Which I mention because there might be better solutions for a specifically bounded number of colors. Like the absolute best 20 colors using something akin k-means itself. A pareto-optimal solution of a set size might be better than one of an unknown size that simply solves additional points as they come.

I had thought to code up the set for 20 or 25 or so where it starts looking overly similar, but then there are considerations like people who suffer from color blindness.

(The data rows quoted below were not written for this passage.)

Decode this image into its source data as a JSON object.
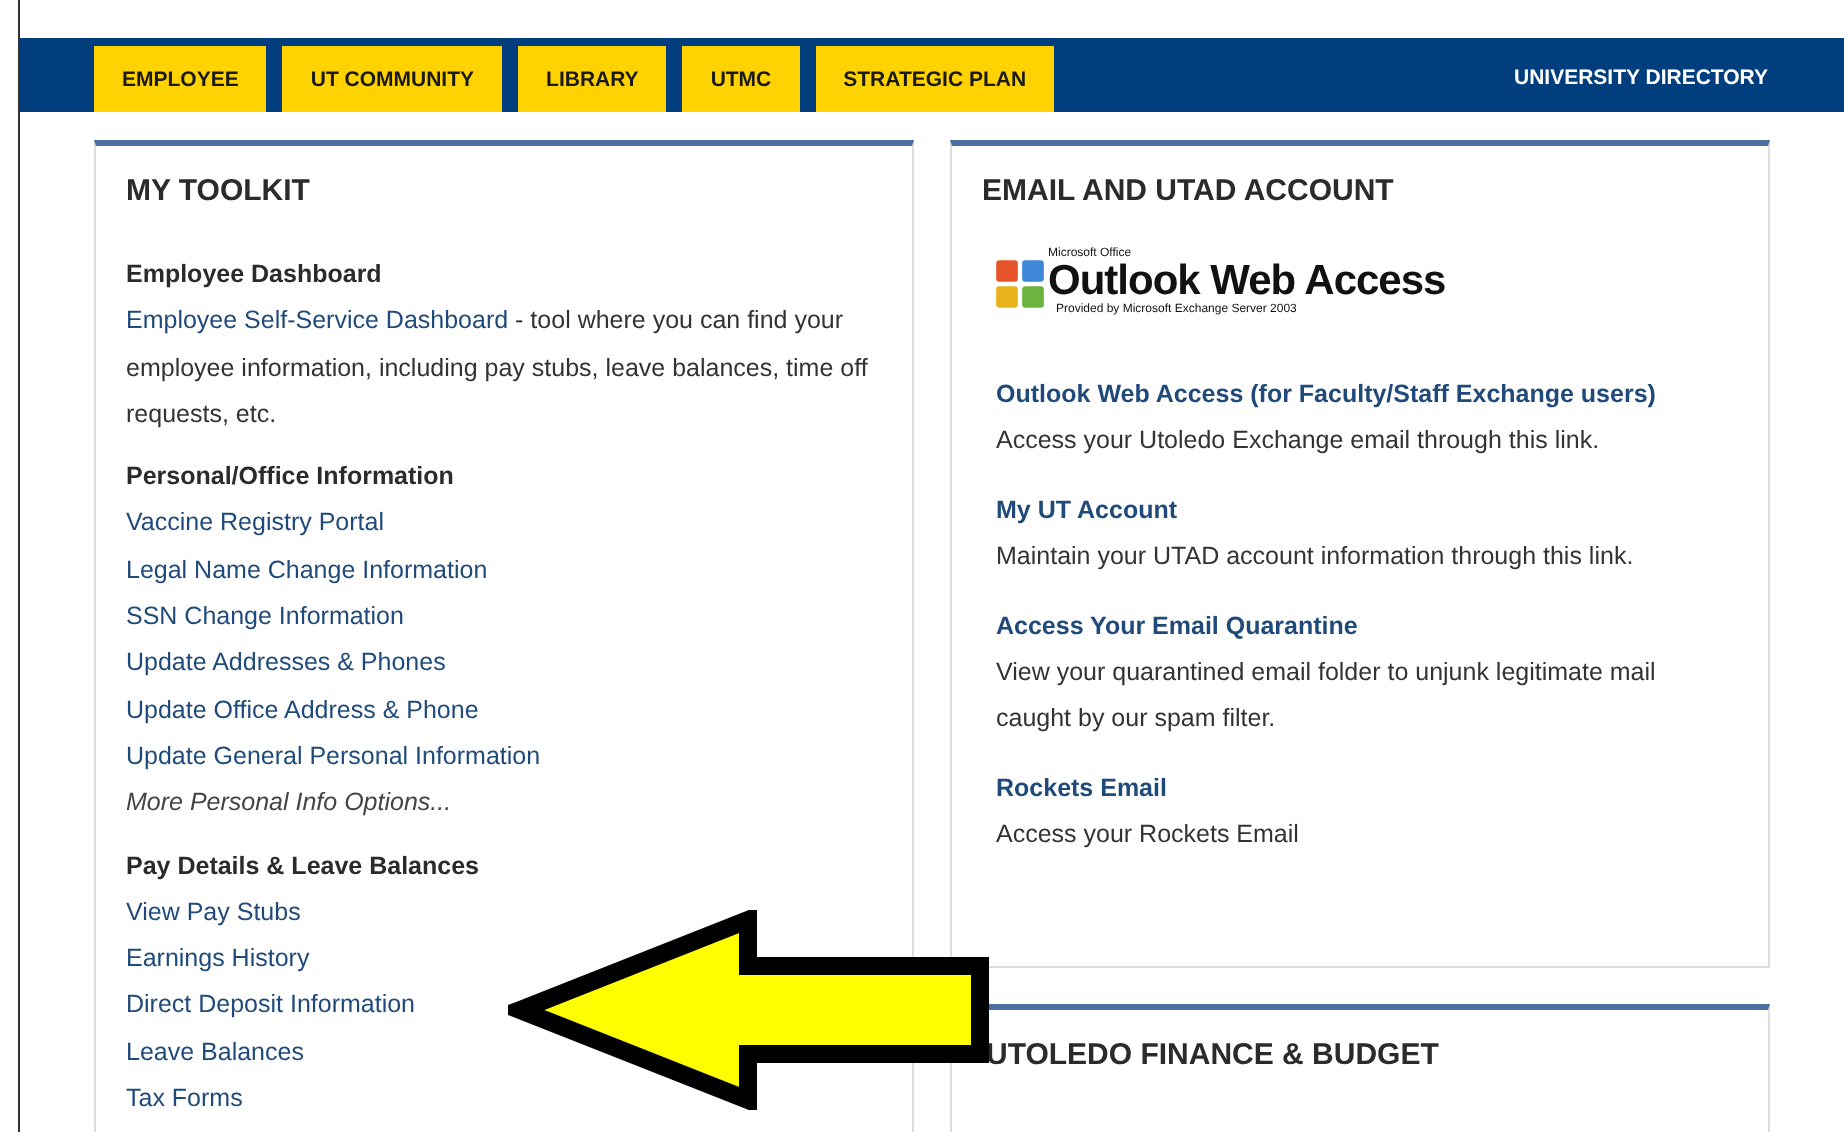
{
  "nav": {
    "tabs": [
      {
        "label": "EMPLOYEE"
      },
      {
        "label": "UT COMMUNITY"
      },
      {
        "label": "LIBRARY"
      },
      {
        "label": "UTMC"
      },
      {
        "label": "STRATEGIC PLAN"
      }
    ],
    "directory_link": "UNIVERSITY DIRECTORY"
  },
  "toolkit": {
    "title": "MY TOOLKIT",
    "sections": [
      {
        "heading": "Employee Dashboard",
        "intro": {
          "link": "Employee Self-Service Dashboard",
          "text": " -  tool where you can find your employee information, including pay stubs, leave balances, time off requests, etc."
        }
      },
      {
        "heading": "Personal/Office Information",
        "items": [
          {
            "label": "Vaccine Registry Portal",
            "kind": "link"
          },
          {
            "label": "Legal Name Change Information",
            "kind": "link"
          },
          {
            "label": "SSN Change Information",
            "kind": "link"
          },
          {
            "label": "Update Addresses & Phones",
            "kind": "link"
          },
          {
            "label": "Update Office Address & Phone",
            "kind": "link"
          },
          {
            "label": "Update General Personal Information",
            "kind": "link"
          },
          {
            "label": "More Personal Info Options...",
            "kind": "more"
          }
        ]
      },
      {
        "heading": "Pay Details & Leave Balances",
        "items": [
          {
            "label": "View Pay Stubs",
            "kind": "link"
          },
          {
            "label": "Earnings History",
            "kind": "link"
          },
          {
            "label": "Direct Deposit Information",
            "kind": "link"
          },
          {
            "label": "Leave Balances",
            "kind": "link"
          },
          {
            "label": "Tax Forms",
            "kind": "link"
          }
        ]
      }
    ]
  },
  "email": {
    "title": "EMAIL AND UTAD ACCOUNT",
    "logo": {
      "top": "Microsoft Office",
      "name": "Outlook Web Access",
      "sub": "Provided by Microsoft Exchange Server 2003"
    },
    "entries": [
      {
        "link": "Outlook Web Access (for Faculty/Staff Exchange users)",
        "description": "Access your Utoledo Exchange email through this link."
      },
      {
        "link": "My UT Account",
        "description": "Maintain your UTAD account information through this link."
      },
      {
        "link": "Access Your Email Quarantine",
        "description": "View your quarantined email folder to unjunk legitimate mail caught by our spam filter."
      },
      {
        "link": "Rockets Email",
        "description": "Access your Rockets Email"
      }
    ]
  },
  "finance": {
    "title": "UTOLEDO FINANCE & BUDGET"
  }
}
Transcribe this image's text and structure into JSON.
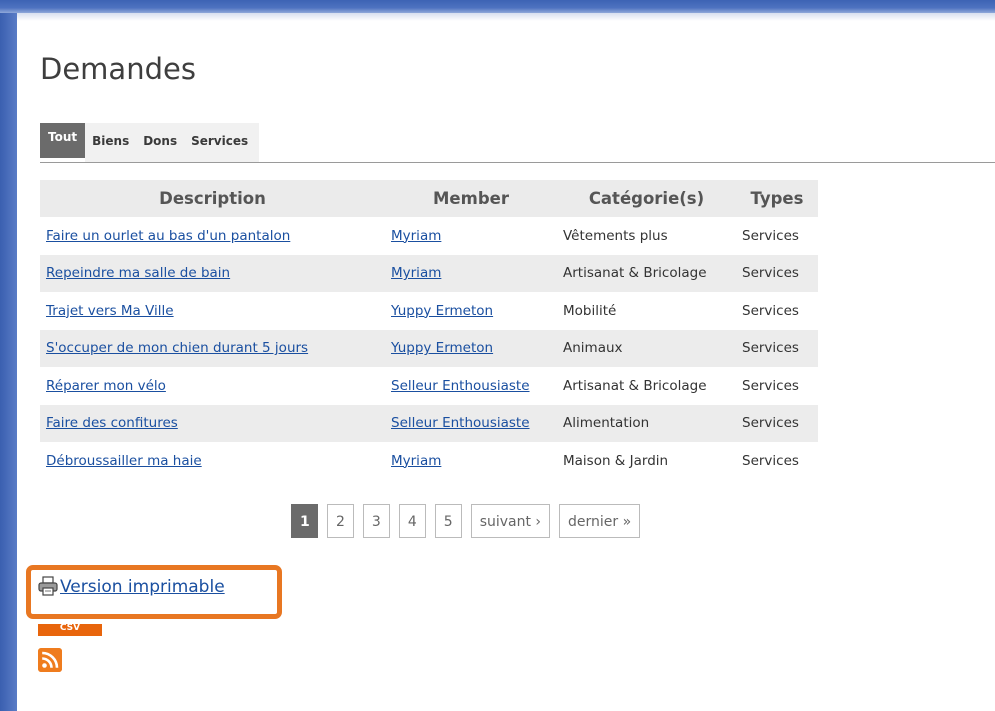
{
  "page": {
    "title": "Demandes"
  },
  "tabs": [
    {
      "label": "Tout",
      "active": true
    },
    {
      "label": "Biens",
      "active": false
    },
    {
      "label": "Dons",
      "active": false
    },
    {
      "label": "Services",
      "active": false
    }
  ],
  "table": {
    "headers": [
      "Description",
      "Member",
      "Catégorie(s)",
      "Types"
    ],
    "rows": [
      {
        "description": "Faire un ourlet au bas d'un pantalon",
        "member": "Myriam",
        "category": "Vêtements plus",
        "type": "Services"
      },
      {
        "description": "Repeindre ma salle de bain",
        "member": "Myriam",
        "category": "Artisanat & Bricolage",
        "type": "Services"
      },
      {
        "description": "Trajet vers Ma Ville",
        "member": "Yuppy Ermeton",
        "category": "Mobilité",
        "type": "Services"
      },
      {
        "description": "S'occuper de mon chien durant 5 jours",
        "member": "Yuppy Ermeton",
        "category": "Animaux",
        "type": "Services"
      },
      {
        "description": "Réparer mon vélo",
        "member": "Selleur Enthousiaste",
        "category": "Artisanat & Bricolage",
        "type": "Services"
      },
      {
        "description": "Faire des confitures",
        "member": "Selleur Enthousiaste",
        "category": "Alimentation",
        "type": "Services"
      },
      {
        "description": "Débroussailler ma haie",
        "member": "Myriam",
        "category": "Maison & Jardin",
        "type": "Services"
      }
    ]
  },
  "pager": {
    "current": "1",
    "pages": [
      "2",
      "3",
      "4",
      "5"
    ],
    "next": "suivant ›",
    "last": "dernier »"
  },
  "footer": {
    "print_label": "Version imprimable",
    "csv_label": "CSV",
    "print_icon": "printer-icon",
    "rss_icon": "rss-icon"
  },
  "colors": {
    "accent_highlight": "#e87722",
    "link": "#1a4fa0",
    "active_tab": "#6b6b6b"
  }
}
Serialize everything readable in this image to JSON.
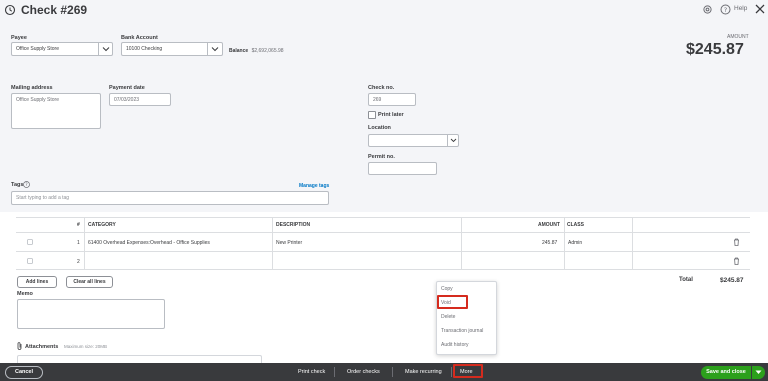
{
  "header": {
    "title": "Check #269",
    "help_label": "Help",
    "amount_label": "AMOUNT",
    "amount_value": "$245.87"
  },
  "form": {
    "payee_label": "Payee",
    "payee_value": "Office Supply Store",
    "bank_account_label": "Bank Account",
    "bank_account_value": "10100 Checking",
    "balance_label": "Balance",
    "balance_value": "$2,692,065.98",
    "mailing_address_label": "Mailing address",
    "mailing_address_value": "Office Supply Store",
    "payment_date_label": "Payment date",
    "payment_date_value": "07/03/2023",
    "check_no_label": "Check no.",
    "check_no_value": "269",
    "print_later_label": "Print later",
    "location_label": "Location",
    "permit_no_label": "Permit no.",
    "tags_label": "Tags",
    "manage_tags_label": "Manage tags",
    "tags_placeholder": "Start typing to add a tag"
  },
  "table": {
    "columns": [
      "#",
      "CATEGORY",
      "DESCRIPTION",
      "AMOUNT",
      "CLASS"
    ],
    "rows": [
      {
        "num": "1",
        "category": "61400 Overhead Expenses:Overhead - Office Supplies",
        "description": "New Printer",
        "amount": "245.87",
        "class": "Admin"
      },
      {
        "num": "2",
        "category": "",
        "description": "",
        "amount": "",
        "class": ""
      }
    ],
    "add_lines_label": "Add lines",
    "clear_lines_label": "Clear all lines",
    "total_label": "Total",
    "total_value": "$245.87"
  },
  "memo": {
    "label": "Memo",
    "attachments_label": "Attachments",
    "max_size_label": "Maximum size: 20MB"
  },
  "more_menu": {
    "items": [
      "Copy",
      "Void",
      "Delete",
      "Transaction journal",
      "Audit history"
    ]
  },
  "footer": {
    "cancel_label": "Cancel",
    "print_check_label": "Print check",
    "order_checks_label": "Order checks",
    "make_recurring_label": "Make recurring",
    "more_label": "More",
    "save_close_label": "Save and close"
  },
  "colors": {
    "highlight": "#d52b1e",
    "save_green": "#2ca01c",
    "link_blue": "#0077c5",
    "footer_bg": "#393a3d"
  }
}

And the absolute best suggestion to the problem I've come across is to use something other than color to make data items visually distinct. Shape, dashes through them, outside color/inside color combinations, candy-cane striping, letters of the alphabet (there's more than 20 of those).

These not only help solve the problem but work for everybody rather than those with standard gamuts. So much so that I think any answer without such suggestion is fundamentally flawed.

Tatarize said...

http://jfly.iam.u-tokyo.ac.jp/color/

Alexey Popkov said...

Thanks for the link, authors make very good points.